This from Porphyrogenitus:
One also has to pity the Democrats who are out there, flailing away, claiming that "this Administration is gutting Social Spending", when it enacted the largest increase in Federal education spending in history and is set to sign into law the biggest increase in Federal social spending since LBJ. They are clearly living in a romantic fantasy, a necessary (for them) delusion, dogmatically clung to like a wino clutching his last bottle, because all they have to offer to their constituencies anymore is fear. From the standpoint of ideas, the Democratic party is now an obsolescent curiosity, while the Republican Party is now, essentially, the party of the JFK tradition (not really the LBJ tradition; the Republican Party has not gone that far in embracing the welfare state). Ted Kennedy is claiming credit for the version that is going to pass, while Tom Daschle and his minions are crying about it. I mean, here's the Washington Times editorializing in favor of a Bill that has been stripped of it's most Libertarianite-Conservative provisions (or had them watered down to the point of cosmetic irrelevance) What does this mean?

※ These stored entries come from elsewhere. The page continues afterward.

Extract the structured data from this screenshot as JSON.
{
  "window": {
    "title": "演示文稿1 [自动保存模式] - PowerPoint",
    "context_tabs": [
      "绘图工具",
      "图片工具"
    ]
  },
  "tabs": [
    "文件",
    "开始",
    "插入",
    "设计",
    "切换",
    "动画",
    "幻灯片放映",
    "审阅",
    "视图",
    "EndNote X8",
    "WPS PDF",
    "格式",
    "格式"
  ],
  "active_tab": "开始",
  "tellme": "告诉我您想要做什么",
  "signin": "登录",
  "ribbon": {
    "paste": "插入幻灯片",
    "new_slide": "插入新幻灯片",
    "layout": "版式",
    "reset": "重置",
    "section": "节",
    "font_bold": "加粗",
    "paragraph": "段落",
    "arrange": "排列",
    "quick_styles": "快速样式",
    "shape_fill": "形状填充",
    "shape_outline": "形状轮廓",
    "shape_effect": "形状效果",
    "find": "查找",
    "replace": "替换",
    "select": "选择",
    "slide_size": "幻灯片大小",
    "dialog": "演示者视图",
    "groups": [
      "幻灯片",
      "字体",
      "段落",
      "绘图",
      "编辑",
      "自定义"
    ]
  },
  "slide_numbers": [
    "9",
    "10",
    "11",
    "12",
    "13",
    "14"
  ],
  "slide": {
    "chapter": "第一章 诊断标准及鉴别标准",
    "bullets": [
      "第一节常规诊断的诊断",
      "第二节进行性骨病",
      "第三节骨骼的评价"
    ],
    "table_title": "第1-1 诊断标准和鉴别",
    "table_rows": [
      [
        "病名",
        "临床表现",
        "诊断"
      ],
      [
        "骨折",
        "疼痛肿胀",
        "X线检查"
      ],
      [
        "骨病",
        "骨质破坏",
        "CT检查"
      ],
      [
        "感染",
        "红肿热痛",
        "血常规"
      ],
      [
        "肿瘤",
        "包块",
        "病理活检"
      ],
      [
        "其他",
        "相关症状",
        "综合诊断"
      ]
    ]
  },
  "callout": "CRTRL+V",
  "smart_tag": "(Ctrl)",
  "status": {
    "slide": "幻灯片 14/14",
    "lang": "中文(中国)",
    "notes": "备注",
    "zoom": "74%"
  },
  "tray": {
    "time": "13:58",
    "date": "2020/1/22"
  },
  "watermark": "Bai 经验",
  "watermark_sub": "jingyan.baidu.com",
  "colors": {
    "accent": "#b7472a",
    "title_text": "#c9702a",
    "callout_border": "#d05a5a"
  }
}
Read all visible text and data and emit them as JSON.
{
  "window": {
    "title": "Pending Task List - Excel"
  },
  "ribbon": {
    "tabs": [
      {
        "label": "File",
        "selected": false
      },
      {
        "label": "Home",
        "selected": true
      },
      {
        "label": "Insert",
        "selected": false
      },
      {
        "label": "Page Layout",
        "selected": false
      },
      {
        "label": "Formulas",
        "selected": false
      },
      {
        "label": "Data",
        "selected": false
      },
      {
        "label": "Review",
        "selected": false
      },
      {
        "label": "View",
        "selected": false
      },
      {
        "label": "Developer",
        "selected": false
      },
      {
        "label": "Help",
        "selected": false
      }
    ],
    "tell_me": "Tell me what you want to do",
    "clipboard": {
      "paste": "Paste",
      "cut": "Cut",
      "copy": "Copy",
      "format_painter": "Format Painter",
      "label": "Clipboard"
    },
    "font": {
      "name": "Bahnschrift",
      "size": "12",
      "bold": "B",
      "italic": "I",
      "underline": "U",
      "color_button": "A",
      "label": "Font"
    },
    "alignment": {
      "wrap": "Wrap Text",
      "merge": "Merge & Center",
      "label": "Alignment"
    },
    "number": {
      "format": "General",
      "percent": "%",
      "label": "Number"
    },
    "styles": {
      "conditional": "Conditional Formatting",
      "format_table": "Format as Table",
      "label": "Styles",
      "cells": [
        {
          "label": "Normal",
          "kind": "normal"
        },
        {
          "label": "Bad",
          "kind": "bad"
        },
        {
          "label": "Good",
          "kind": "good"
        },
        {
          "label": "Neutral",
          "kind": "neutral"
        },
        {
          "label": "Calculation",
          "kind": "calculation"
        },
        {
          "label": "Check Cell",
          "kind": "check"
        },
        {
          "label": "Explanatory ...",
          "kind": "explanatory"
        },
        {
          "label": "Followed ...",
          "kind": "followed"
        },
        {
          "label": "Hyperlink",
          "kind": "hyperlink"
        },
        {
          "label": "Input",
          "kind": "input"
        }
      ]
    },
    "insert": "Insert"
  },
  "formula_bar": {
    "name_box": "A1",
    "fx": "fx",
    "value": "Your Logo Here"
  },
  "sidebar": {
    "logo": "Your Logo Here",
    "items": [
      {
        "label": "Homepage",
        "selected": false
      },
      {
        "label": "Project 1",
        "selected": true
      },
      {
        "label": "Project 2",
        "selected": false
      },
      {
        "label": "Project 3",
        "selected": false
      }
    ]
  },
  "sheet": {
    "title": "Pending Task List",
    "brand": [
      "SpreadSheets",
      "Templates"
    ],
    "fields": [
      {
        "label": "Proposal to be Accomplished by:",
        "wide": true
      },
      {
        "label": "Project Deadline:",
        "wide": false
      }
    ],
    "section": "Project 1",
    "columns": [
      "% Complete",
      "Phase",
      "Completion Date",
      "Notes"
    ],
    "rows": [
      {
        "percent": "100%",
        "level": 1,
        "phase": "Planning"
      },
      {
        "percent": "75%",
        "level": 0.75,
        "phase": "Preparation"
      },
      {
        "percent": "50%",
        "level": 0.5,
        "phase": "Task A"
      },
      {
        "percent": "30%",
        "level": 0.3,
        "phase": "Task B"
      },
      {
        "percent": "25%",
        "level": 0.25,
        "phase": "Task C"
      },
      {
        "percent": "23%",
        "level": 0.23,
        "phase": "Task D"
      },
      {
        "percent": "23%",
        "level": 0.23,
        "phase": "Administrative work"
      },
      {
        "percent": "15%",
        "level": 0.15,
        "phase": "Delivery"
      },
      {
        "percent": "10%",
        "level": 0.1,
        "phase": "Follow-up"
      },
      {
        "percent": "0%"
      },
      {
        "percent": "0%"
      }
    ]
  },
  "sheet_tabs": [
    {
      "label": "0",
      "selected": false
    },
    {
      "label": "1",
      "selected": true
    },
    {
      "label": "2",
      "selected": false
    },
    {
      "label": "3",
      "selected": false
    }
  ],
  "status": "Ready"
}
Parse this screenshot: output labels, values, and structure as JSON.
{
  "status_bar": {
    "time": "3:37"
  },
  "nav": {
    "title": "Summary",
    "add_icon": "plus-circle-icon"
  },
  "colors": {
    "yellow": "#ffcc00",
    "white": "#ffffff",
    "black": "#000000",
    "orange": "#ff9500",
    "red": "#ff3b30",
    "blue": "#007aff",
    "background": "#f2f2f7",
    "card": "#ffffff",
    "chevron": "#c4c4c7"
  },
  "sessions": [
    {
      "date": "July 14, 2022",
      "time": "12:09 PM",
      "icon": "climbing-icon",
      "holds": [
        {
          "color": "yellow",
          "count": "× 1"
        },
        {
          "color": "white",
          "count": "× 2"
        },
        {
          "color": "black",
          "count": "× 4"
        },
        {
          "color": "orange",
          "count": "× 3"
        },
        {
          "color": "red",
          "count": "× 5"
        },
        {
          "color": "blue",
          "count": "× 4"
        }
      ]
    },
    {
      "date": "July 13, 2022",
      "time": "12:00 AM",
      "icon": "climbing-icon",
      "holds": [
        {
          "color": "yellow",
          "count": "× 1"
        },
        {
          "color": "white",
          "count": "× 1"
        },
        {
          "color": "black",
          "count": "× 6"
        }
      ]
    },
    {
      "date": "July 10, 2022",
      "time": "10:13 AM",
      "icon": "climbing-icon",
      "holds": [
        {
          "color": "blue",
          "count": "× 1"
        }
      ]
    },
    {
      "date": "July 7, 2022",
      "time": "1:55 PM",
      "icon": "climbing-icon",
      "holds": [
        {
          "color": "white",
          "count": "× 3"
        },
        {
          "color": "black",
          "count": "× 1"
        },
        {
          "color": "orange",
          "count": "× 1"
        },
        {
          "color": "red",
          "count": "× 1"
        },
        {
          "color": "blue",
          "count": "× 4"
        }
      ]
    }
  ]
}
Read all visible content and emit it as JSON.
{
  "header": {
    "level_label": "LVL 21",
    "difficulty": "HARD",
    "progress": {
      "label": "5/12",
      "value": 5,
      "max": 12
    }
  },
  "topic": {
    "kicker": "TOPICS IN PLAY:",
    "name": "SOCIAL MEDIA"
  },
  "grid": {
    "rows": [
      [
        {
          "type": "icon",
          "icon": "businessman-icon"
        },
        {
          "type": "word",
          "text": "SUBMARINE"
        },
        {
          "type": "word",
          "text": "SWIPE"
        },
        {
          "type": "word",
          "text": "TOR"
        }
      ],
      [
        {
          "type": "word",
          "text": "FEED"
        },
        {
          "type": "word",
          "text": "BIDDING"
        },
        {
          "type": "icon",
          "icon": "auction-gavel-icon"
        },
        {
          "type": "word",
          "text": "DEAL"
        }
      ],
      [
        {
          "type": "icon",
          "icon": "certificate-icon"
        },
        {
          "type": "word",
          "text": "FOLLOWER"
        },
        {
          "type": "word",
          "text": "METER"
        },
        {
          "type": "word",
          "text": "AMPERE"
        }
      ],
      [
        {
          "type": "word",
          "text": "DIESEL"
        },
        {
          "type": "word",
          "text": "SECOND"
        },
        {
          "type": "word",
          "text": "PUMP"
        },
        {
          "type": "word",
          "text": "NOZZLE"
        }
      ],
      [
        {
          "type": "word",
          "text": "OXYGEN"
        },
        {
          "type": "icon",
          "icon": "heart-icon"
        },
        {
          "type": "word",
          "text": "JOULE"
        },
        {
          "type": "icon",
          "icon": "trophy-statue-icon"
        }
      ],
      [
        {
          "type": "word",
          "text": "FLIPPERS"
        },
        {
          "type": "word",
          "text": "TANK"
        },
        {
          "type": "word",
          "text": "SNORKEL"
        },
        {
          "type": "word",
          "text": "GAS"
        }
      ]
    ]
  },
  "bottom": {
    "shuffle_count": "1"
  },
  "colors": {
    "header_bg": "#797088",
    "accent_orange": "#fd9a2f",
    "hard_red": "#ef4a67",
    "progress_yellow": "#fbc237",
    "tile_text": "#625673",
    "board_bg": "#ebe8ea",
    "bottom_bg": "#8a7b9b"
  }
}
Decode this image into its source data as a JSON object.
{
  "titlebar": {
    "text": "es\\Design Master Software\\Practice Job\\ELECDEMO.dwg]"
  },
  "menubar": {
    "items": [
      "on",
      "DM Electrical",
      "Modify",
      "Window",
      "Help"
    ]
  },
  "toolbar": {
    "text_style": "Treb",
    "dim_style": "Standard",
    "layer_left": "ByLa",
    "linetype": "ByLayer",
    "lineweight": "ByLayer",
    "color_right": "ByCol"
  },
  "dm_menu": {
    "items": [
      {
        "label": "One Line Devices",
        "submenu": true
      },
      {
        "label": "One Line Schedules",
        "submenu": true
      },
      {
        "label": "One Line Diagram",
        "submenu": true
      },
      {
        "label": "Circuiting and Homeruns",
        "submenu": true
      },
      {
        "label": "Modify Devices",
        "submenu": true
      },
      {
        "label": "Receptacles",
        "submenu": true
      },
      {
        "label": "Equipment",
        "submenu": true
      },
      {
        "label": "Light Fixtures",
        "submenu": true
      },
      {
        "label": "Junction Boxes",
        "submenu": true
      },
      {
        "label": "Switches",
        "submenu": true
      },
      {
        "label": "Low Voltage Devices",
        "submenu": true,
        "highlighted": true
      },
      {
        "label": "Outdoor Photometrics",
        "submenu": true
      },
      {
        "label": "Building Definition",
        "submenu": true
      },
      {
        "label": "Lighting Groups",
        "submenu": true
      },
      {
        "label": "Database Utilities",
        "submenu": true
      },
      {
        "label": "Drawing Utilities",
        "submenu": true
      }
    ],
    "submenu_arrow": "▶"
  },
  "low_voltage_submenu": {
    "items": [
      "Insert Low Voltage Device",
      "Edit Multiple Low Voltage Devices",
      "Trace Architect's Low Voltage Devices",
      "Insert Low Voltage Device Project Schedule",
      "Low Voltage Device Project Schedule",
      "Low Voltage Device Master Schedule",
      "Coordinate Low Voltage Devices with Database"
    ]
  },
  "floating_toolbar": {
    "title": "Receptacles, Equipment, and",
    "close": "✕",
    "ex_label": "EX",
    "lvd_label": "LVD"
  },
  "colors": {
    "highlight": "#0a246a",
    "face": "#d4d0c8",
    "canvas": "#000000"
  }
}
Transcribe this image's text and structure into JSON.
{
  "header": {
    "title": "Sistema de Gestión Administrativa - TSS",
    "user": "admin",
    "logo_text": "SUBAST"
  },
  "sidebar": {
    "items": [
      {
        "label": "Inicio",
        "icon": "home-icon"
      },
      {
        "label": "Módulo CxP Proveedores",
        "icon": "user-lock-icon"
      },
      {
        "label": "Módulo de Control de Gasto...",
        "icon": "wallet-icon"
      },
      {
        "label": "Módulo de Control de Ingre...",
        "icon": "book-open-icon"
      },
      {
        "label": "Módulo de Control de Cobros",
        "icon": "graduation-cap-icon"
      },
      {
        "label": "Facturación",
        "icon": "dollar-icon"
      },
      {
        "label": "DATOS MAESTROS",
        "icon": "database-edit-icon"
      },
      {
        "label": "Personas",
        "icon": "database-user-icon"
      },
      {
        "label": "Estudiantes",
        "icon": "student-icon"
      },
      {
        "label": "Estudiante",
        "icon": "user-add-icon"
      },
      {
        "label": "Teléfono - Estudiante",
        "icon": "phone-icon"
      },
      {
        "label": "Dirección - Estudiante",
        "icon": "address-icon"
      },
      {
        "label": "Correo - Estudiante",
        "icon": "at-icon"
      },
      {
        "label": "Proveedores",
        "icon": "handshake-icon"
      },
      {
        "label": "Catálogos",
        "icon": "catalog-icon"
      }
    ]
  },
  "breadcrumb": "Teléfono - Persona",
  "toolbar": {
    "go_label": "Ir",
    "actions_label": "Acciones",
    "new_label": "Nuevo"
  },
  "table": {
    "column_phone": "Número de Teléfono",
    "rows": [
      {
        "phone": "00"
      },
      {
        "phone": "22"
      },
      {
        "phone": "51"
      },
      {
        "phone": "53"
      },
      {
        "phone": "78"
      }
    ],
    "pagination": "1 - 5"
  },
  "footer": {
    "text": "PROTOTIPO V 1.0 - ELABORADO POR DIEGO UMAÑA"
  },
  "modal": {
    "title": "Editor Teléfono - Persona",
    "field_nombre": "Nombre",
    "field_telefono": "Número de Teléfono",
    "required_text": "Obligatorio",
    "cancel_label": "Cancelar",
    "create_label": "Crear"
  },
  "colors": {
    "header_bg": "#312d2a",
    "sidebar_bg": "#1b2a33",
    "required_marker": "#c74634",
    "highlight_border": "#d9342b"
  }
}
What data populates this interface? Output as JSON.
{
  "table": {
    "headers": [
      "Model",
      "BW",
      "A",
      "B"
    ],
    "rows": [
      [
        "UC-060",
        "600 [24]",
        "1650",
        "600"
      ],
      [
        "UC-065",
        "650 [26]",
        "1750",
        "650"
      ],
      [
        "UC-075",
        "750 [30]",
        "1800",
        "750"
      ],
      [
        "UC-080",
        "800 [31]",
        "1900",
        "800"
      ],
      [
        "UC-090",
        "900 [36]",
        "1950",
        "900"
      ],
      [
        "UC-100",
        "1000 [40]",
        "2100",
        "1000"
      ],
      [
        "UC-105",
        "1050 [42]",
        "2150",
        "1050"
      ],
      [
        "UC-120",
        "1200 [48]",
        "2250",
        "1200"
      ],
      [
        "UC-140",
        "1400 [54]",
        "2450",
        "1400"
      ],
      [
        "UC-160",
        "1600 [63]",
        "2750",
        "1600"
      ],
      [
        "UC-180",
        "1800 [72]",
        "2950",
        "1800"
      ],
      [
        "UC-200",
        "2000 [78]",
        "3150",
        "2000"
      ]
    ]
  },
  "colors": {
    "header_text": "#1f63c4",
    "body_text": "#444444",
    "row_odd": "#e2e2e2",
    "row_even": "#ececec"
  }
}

Well, one thing it means is that, to a large degree, we can see why Democratic politicians are in near hysteria and trying to whip up the fervor of their base in a frenzied, almost maniacal fashion. What you're seeing there is panic: they're getting pressured and forced to the margins. But the most significant thing is that now America needs a (new) party of limited government. George W. Bush is completing the transformation of the Republican Party into the party of JFK's political legacy (as much as that will cause Democrats to wail and gnash their teeth): tax cuts to incentivize economic growth and prosperity, strong foreign policy and defense, and support for moderate "safety net" social spending programs and some (but not pervasive) regulation, generally activist government (but not Social Democracy).
In my opinion, Libertarianism goes way too far in the other direction all too often. But now that this is the Republican Party, there is room on the political spectrum for a party of limited government. This is not to say that there is room in the American political system for three major parties. Not at all.
And thus the hysteria of the Democrats.